6 of 108 comments (clear)

  1. Explanation by Mikkeles · · Score: 5, Interesting

    Would someone please explain why it wouldn't just be 14! for all permutations?

    --
    Great minds think alike; fools seldom differ.
    1. Re:Explanation by Anonymous Coward · · Score: 5, Informative

      By concatenating the series, additional ones are created, so it's less than 14!. E.g. first watching 1..14, then 1..12,14,13 (the last two switched), you would actually also see 2..14,1, and 3..14,1,2 and 4..15,1..3. So it's definitely less than 14! due to new combinations being creating when concatenating the single series.

    2. Re:Explanation by john83 · · Score: 5, Informative

      Imagine there are 3 episodes.
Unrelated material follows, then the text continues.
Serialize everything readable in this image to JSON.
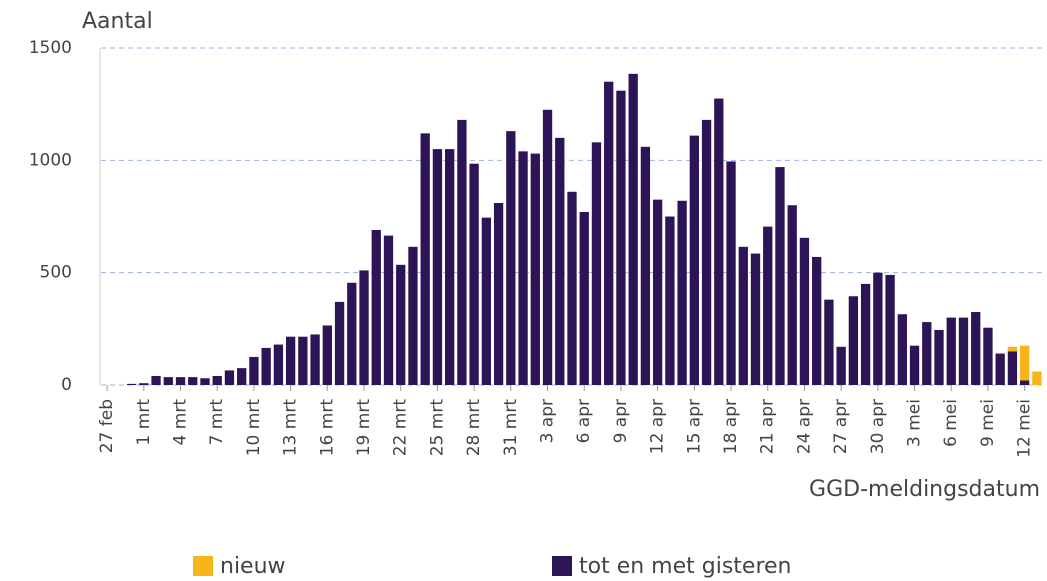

Possible orders are 123, 132, 213, 231, 312, 321. As you say, 3! = 6 orders. But if I watch the episodes 1231321312 I've covered all six in an overlapping way. Is this the shortest way? I don't know. I'd probably check it exhaustively. That'll work up to some fairly short length where the number of combinations get crazy.

      --
      Strange women lying in ponds distributing swords is no basis for a system of government.
  2. Re:N! by famebait · · Score: 5, Insightful

    Isn't this just N!?

    That would have to be N! * N (permutations * episodes in each).
    But no.

    Am I misunderstanding what they are computing?

    Yes.

    Given a series of length n = 3, if you watch this sequence:
        1, 2, 3, 1, 2
    you have also watched all the following complete sequences:
        1, 2, 3
        2, 3, 1
        3, 1, 2
    while having only watched 5 episodes, not 9.

    --
    sudo ergo sum
  3. Re: !14 is smaller than 93,884,313,611 by wonkey_monkey · · Score: 5, Informative

    Or, altenatively, you're an idiot.

    Not because you misunderstood, but because you didn't even consider that you might have misunderstood.

    14! is the total number of permutations, but each permutation contains 14 items, so you should be comparing the new lower bound - 93,884,313,611 - with 14 * 14!, which is 1,220,496,076,800.

    --
    systemd is Roko's Basilisk.
  4. Is this Slashdot? by SinGunner · · Score: 5, Funny

    This is what I want every Slashdot post to be like. Relevant, interesting article. Informative comments. Math, anime and 4chan, oh my!